I’ve just finished reading ‘SkagBoys’, Irvine Welsh’s prequel to ‘Trainspotting’, and wonder what the book would read like if the word heroin were to be replaced with books.

 

Anyway, this blog is already rich in posts detailing great libraries or showcasing the best bookshops, and Librairie La Fontaine by by Kawamura-Ganjavian offers some features worthy of comment:Above all, it’s the rings of shelves enclosing padded reading rooms at this bookshop that first arrested my attention.

 

The Librairie La Fontaine is located in the SANAA-designed Rolex Learning Center on the campus of science and technology university EPFL (Ecole Polytechnique Fédérale de Lausanne) in Switzerland.

 

Kawamura-Ganjavian created curling bookcases in response to SANAA’s building, which features undulating floors and ceilings pierced by cylindrical atriums. Each shelving enclave has a different size and configuration, with some encircling banks of seating and others wrapping more concentric shelves. Little book stands and trestle tables are also dotted around the store.

 

The bookshop was completed at the same time as the Rolex Learning Center in 2010.

 

Here’s some more information from Kawamura-Ganjavian:

 

La Fontaine is a historic bookstore inside the EPFL campus in Lausanne.

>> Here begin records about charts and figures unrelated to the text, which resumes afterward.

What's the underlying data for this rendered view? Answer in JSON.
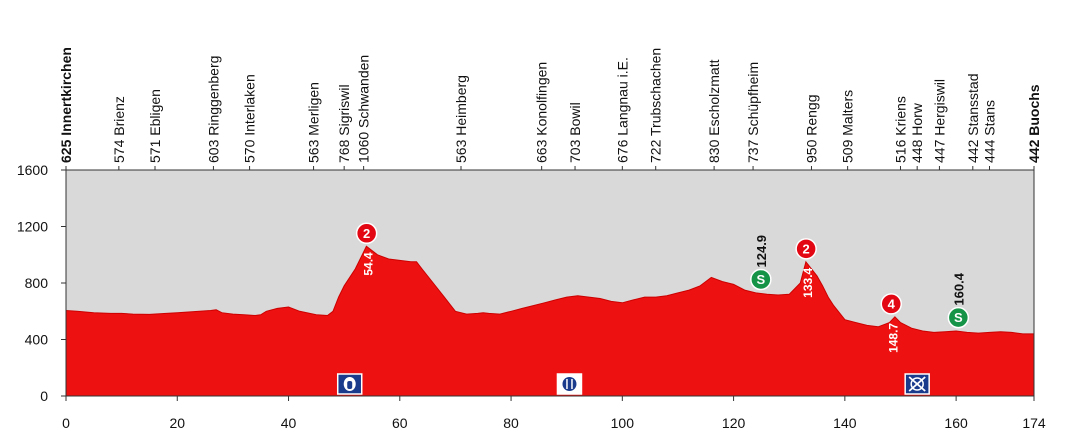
{
  "chart_data": {
    "type": "area",
    "title": "",
    "xlabel": "",
    "ylabel": "",
    "xlim": [
      0,
      174
    ],
    "ylim": [
      0,
      1600
    ],
    "x_ticks": [
      "0",
      "20",
      "40",
      "60",
      "80",
      "100",
      "120",
      "140",
      "160",
      "174"
    ],
    "y_ticks": [
      "0",
      "400",
      "800",
      "1200",
      "1600"
    ],
    "grid": false,
    "colors": {
      "fill": "#ee1111",
      "stroke": "#cc0000",
      "background": "#d9d9d9",
      "climb": "#e30613",
      "sprint": "#159447",
      "icon_bg": "#1a3a8c"
    },
    "elevation_profile": {
      "x": [
        0,
        2,
        5,
        8,
        10,
        12,
        15,
        18,
        20,
        22,
        24,
        26,
        27,
        28,
        30,
        32,
        34,
        35,
        36,
        38,
        40,
        42,
        45,
        47,
        48,
        49,
        50,
        52,
        54,
        56,
        58,
        60,
        62,
        63,
        64,
        66,
        68,
        70,
        72,
        74,
        75,
        76,
        78,
        80,
        82,
        84,
        86,
        88,
        90,
        92,
        94,
        96,
        98,
        100,
        102,
        104,
        106,
        108,
        110,
        112,
        114,
        116,
        118,
        120,
        122,
        124,
        126,
        128,
        130,
        132,
        133,
        134,
        135,
        136,
        137,
        138,
        140,
        142,
        144,
        146,
        148,
        149,
        150,
        152,
        154,
        156,
        158,
        160,
        162,
        164,
        166,
        168,
        170,
        172,
        174
      ],
      "y": [
        605,
        600,
        590,
        585,
        585,
        580,
        578,
        585,
        590,
        595,
        600,
        605,
        610,
        590,
        580,
        575,
        570,
        575,
        600,
        620,
        630,
        600,
        575,
        570,
        600,
        700,
        780,
        900,
        1060,
        1000,
        970,
        960,
        950,
        950,
        900,
        800,
        700,
        600,
        580,
        585,
        590,
        585,
        580,
        600,
        620,
        640,
        660,
        680,
        700,
        710,
        700,
        690,
        670,
        660,
        680,
        700,
        700,
        710,
        730,
        750,
        780,
        840,
        810,
        790,
        750,
        730,
        720,
        715,
        720,
        800,
        950,
        900,
        850,
        780,
        700,
        640,
        540,
        520,
        500,
        490,
        520,
        560,
        520,
        480,
        460,
        450,
        455,
        460,
        450,
        445,
        450,
        455,
        450,
        440,
        440
      ]
    },
    "places": [
      {
        "label": "625 Innertkirchen",
        "x": 0,
        "bold": true
      },
      {
        "label": "574 Brienz",
        "x": 9.5
      },
      {
        "label": "571 Ebligen",
        "x": 16
      },
      {
        "label": "603 Ringgenberg",
        "x": 26.5
      },
      {
        "label": "570 Interlaken",
        "x": 33
      },
      {
        "label": "563 Merligen",
        "x": 44.5
      },
      {
        "label": "768 Sigriswil",
        "x": 50
      },
      {
        "label": "1060 Schwanden",
        "x": 53.5
      },
      {
        "label": "563 Heimberg",
        "x": 71
      },
      {
        "label": "663 Konolfingen",
        "x": 85.5
      },
      {
        "label": "703 Bowil",
        "x": 91.5
      },
      {
        "label": "676 Langnau i.E.",
        "x": 100
      },
      {
        "label": "722 Trubschachen",
        "x": 106
      },
      {
        "label": "830 Escholzmatt",
        "x": 116.5
      },
      {
        "label": "737 Schüpfheim",
        "x": 123.5
      },
      {
        "label": "950 Rengg",
        "x": 134
      },
      {
        "label": "509 Malters",
        "x": 140.5
      },
      {
        "label": "516 Kriens",
        "x": 150
      },
      {
        "label": "448 Horw",
        "x": 153
      },
      {
        "label": "447 Hergiswil",
        "x": 157
      },
      {
        "label": "442 Stansstad",
        "x": 163
      },
      {
        "label": "444 Stans",
        "x": 166
      },
      {
        "label": "442 Buochs",
        "x": 174,
        "bold": true
      }
    ],
    "climbs": [
      {
        "category": "2",
        "km": "54.4",
        "x": 54.4,
        "y": 1060
      },
      {
        "category": "2",
        "km": "133.4",
        "x": 133.4,
        "y": 950
      },
      {
        "category": "4",
        "km": "148.7",
        "x": 148.7,
        "y": 560
      }
    ],
    "sprints": [
      {
        "symbol": "S",
        "km": "124.9",
        "x": 124.9,
        "y": 825
      },
      {
        "symbol": "S",
        "km": "160.4",
        "x": 160.4,
        "y": 555
      }
    ],
    "icons": [
      {
        "name": "water-bottle-icon",
        "x": 51
      },
      {
        "name": "feed-zone-icon",
        "x": 90.5
      },
      {
        "name": "no-litter-zone-icon",
        "x": 153
      }
    ]
  }
}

Its venue moved in 2010 to the new Rolex Learning Centre designed by SANAA architects.

 

Taking into consideration the architectural language of the host building the bookstore is organised around 5 “pods” that articulate thematic categories. All pods are slightly different from each other, housing books or magazines on their outside and inside, and even a cozy reading cocoon.

 

The space moves away from a conventional aisle-and-bookshelf rigidity and creates a fluid environment with a rich variety of spaces where the customers feel at ease to explore and roam idly. The pods are as well the subtle source of indirect illumination. The project is enhanced with pieces of furniture (tables, benches, bookstands, dustbins, desk dividers) designed by the authors.

 

The complex geometry of the pods was made possible thanks to a smart combination of state-of-the-art numeric control manufacturing techniques and advanced Swiss cabinet-making skills.